AWS Faces Challenges Again in US-EAST-1 Region

ago 22 hours
AWS Faces Challenges Again in US-EAST-1 Region

A recent incident in the Amazon Web Services (AWS) US-EAST-1 region has caused disruptions for its customers. On October 28, 2023, at 3:36 PM PDT, AWS reported complications affecting EC2 launches within a specific Availability Zone (use1-az2), leading to increased latencies. This incident follows a previous issue that already resulted in significant service outages.

AWS Service Disruptions in US-EAST-1 Region

The complications reported included throttled requests for EC2 resources. AWS advised users that retrying requests could potentially resolve the latency issues. However, customers faced task launch failures for Elastic Container Service (ECS) tasks using both EC2 and Fargate. The elevated failure rates particularly impacted a subset of users in the US-EAST-1 region.

Impact on ECS and EMR Services

AWS’s status page indicated that ECS operates within the affected AWS cells. Customers were warned that their container instances might disconnect from ECS, leading to unexpected task stoppages.
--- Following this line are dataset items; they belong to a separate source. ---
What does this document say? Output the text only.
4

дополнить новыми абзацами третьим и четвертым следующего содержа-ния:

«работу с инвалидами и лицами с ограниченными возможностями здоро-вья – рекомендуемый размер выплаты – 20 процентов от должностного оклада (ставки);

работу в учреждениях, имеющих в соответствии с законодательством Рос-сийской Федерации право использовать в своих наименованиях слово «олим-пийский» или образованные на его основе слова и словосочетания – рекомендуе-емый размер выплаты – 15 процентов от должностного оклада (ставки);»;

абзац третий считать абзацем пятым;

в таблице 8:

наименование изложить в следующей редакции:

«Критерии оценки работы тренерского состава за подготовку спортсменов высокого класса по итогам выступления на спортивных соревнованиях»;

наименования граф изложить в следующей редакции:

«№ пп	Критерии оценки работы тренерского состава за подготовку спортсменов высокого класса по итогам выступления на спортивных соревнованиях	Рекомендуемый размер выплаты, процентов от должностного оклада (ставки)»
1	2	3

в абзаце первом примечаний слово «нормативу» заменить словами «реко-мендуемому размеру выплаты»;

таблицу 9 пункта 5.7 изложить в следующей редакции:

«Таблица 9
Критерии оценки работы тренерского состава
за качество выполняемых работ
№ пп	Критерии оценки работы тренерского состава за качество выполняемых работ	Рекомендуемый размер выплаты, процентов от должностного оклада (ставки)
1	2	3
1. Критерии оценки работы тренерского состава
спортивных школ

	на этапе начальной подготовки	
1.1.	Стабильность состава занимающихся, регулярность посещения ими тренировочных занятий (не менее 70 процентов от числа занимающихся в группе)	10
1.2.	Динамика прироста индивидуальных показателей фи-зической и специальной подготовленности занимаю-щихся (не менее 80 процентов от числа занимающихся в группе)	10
Additionally, the EMR Serverless service that allows use of big data tools like Hadoop experienced complications due to these ECS issues.

  • EC2 launches had increased latencies.
  • ECS task launch failures were noted.
  • EMR Serverless services were also impacted.
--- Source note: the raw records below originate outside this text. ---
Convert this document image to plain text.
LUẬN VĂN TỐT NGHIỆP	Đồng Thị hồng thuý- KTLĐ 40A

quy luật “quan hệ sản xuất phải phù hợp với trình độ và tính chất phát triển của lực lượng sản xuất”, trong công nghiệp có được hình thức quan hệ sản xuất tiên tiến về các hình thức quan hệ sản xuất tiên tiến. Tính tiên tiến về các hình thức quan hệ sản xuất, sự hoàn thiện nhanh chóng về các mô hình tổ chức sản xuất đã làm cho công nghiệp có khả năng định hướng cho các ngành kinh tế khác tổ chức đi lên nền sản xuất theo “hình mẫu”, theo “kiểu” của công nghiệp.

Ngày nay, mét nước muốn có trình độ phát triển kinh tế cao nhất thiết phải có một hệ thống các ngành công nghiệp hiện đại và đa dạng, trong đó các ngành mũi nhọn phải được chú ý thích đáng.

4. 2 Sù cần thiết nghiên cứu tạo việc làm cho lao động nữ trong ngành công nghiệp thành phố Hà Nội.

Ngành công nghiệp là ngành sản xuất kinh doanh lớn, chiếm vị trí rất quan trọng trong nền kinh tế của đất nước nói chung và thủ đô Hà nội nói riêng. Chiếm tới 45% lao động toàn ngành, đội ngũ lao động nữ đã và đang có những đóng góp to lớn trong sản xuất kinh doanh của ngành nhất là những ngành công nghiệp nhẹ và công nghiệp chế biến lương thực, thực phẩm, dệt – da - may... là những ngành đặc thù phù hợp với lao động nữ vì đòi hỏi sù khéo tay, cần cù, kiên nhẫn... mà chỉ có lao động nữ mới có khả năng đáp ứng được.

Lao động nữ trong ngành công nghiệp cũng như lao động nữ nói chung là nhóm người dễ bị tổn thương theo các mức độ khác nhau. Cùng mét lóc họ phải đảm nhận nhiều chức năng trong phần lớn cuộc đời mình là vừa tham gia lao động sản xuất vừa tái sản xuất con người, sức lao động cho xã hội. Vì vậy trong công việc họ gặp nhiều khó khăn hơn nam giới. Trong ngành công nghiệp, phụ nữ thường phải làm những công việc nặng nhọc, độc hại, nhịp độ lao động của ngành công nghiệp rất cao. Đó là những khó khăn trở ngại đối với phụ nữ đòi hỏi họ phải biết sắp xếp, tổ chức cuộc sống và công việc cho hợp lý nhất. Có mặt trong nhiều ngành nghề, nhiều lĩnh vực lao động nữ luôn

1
At 5:31 PM PDT, AWS updated users, stating that they were refreshing ECS clusters which were functioning correctly to mitigate the problem. It reported progress in resolving the affected ECS cells, although users would not see immediate improvements. AWS estimated a resolution time of 2-3 hours from the time of the notification.

Wider Implications and Service Monitoring

Ten services were reported as affected by this incident, including App Runner, Batch, CodeBuild, and the Elastic Kubernetes Service. Despite these disruptions, it should be noted that not all services experienced outages, as AWS’s architecture allows for various resources to remain operational across the six availability zones within US-EAST-1.

As the situation developed, updates from AWS indicated that their team was working diligently to recover services for affected customers. By the following morning, AWS provided a status update confirming that the issues had been resolved, indicating the efficiency of their response despite initial setbacks.